AMHERST — Leaders of an effort to protect immigrants from deportation, including a man who spent 3½ years in sanctuary in an Amherst church, and a Buddhist nun in Leverett whose recent focus has included reflecting on Indigenous people’s sufferings over the past 400 years, are being honored this week.
Margaret Sawyer and Lucio Perez, both part of the Interfaith Solidarity and Sanctuary Network, and Sister Clare Carter of the New England Peace Pagoda, will be recognized with the Joan Lindeman Interfaith Opportunities Awards at a ceremony Wednesday morning.
“We just thought these people have done something extraordinary,” said Peter Blood, a convenor with the Interfaith Opportunities Network, the presenter of the awards, which go to people who improve interfaith understanding and shared action in the Pioneer Valley.
Lindeman, who died at 95 last August, helped found the Interfaith Opportunities Network in 2005. The network has representatives from several faith communities, including members of Catholic, Protestant, Jewish, Muslim, Quaker and Unitarian congregations. The awards were first presented in 2013.
Sawyer, an ordained minister in the United Church of Christ and an organizer with the Pioneer Valley Workers Center, initiated the creation five years ago of Sanctuary in the Streets, a network of churches, synagogues and mosques formed to protect immigrants facing deportation or other threatening actions from government.
The outgrowth of this made it possible for Perez to take sanctuary at the First Congregational Church in Amherst, and for Irida Kakhtiranova to do so at the Unitarian Society of Northampton.
In choosing Sawyer, the interfaith network issued a statement saying that “Margaret’s personal commitment and unfailing enthusiasm for interfaith work, as well as the fact of the organization of the ISSN, were crucial in making this interfaith cooperation happen.”
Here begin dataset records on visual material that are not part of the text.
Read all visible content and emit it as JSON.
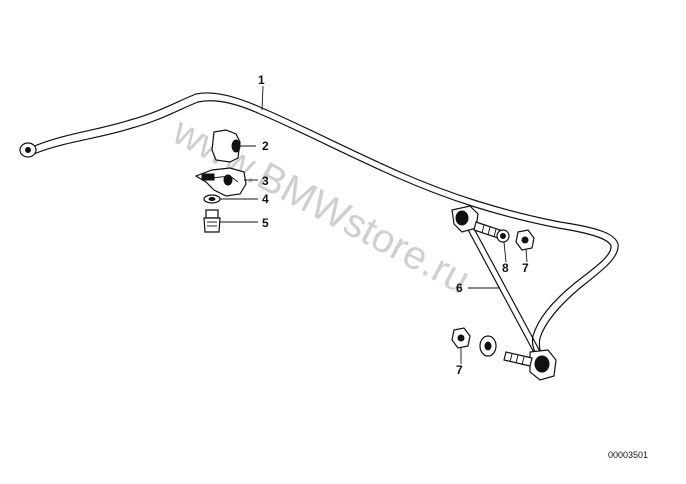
{
  "diagram": {
    "callouts": [
      "1",
      "2",
      "3",
      "4",
      "5",
      "6",
      "7",
      "7",
      "8"
    ],
    "document_number": "00003501",
    "watermark": "www.BMWstore.ru"
  }
}
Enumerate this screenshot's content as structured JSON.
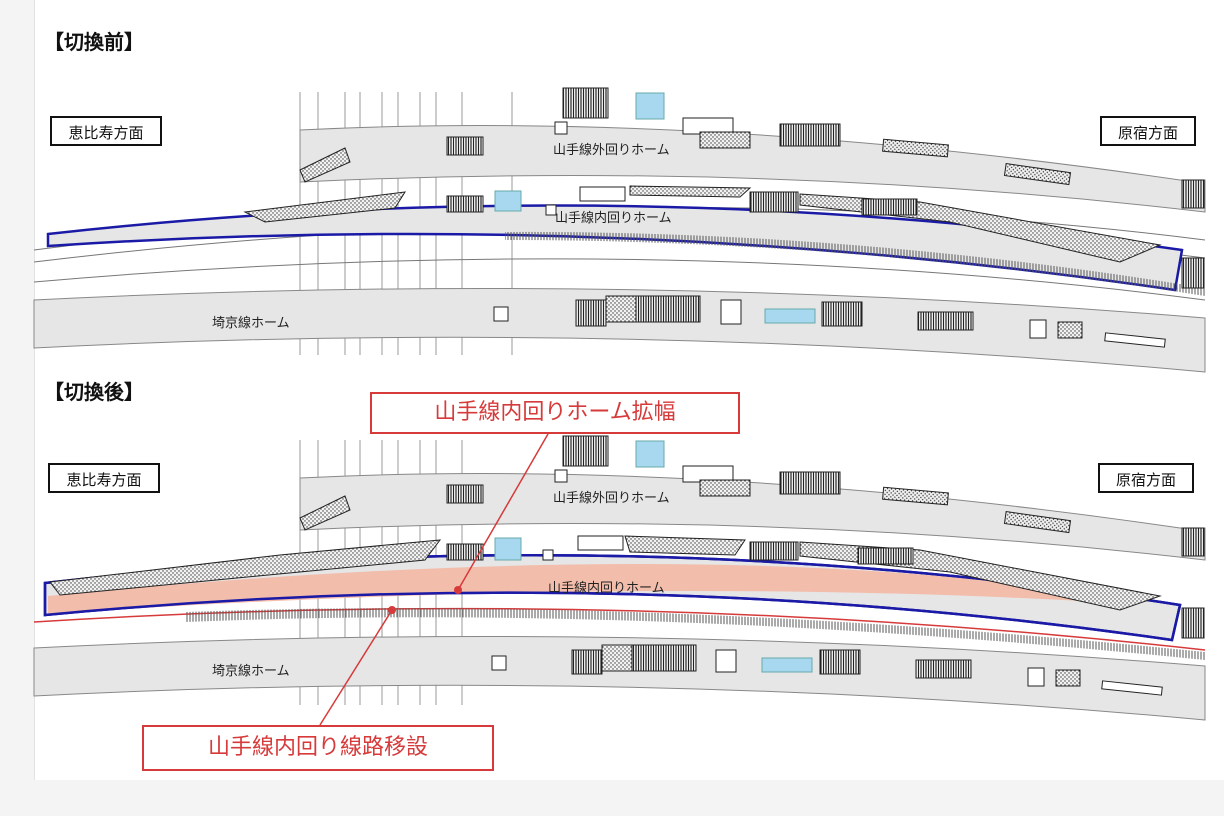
{
  "before": {
    "title": "【切換前】",
    "dir_left": "恵比寿方面",
    "dir_right": "原宿方面",
    "outer_platform": "山手線外回りホーム",
    "inner_platform": "山手線内回りホーム",
    "saikyo_platform": "埼京線ホーム"
  },
  "after": {
    "title": "【切換後】",
    "dir_left": "恵比寿方面",
    "dir_right": "原宿方面",
    "outer_platform": "山手線外回りホーム",
    "inner_platform": "山手線内回りホーム",
    "saikyo_platform": "埼京線ホーム"
  },
  "callouts": {
    "widen": "山手線内回りホーム拡幅",
    "relocate": "山手線内回り線路移設"
  },
  "colors": {
    "platform_fill": "#e6e6e6",
    "outline_blue": "#1a1aa6",
    "widened_fill": "#f4b8a4",
    "callout_red": "#d63a3a"
  }
}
Perez’s time in sanctuary included practicing and sharing his faith with others, and according to the interfaith network, “He was open to each and every persons’ own faith path while actively maintaining his own faith through a very trying journey and separation from his family. All who met him felt inspired by his faith.”
“What’s extraordinary about sanctuary is that it’s very much an interfaith thing,” Blood said, observing that people took turns visiting Perez, cooking meals for him and driving his family from Springfield for visits.
Carter is part of the Nipponzan Myohoji Buddhist Order, which strives for world peace through walks to promote nonviolence, justice and healing in the world. Beginning in 2016, the nuns and monks began a series of annual walks, “Listening to the Call of the Great Spirit: Facing 400 Years of Colonization since the Mayflower Landing and Walking into the Future.”
At the Amherst Interfaith Thanksgiving service in 2019, Carter spoke to members of the interfaith network, which then joined the Peace Pagoda, the Interfaith Council of Franklin County and area congregations in the 400 Years Project, a three-day walk from the Sojourner Truth Memorial in Florence to Unity Park on the Connecticut River. The walk also included a Zoom gathering to listen to Native leaders describe what has happened under centuries of colonization by Europeans.
Carter said she and the Pagoda played a role in catalyzing and focusing Interfaith Opportunities Network members on cultural domination and painful stories about colonization.
“They themselves understand the importance of learning this history,” Carter said. “It’s what we’re still living and breathing, the grief of it, and the loss of it.”
“We’re hoping New England and the Northeast can be a place where it can change,” Carter said.
Blood said the inspiration has included a push for the Legislature to adopt a bill that would change the Massachusetts state flag by removing the image of a Native American.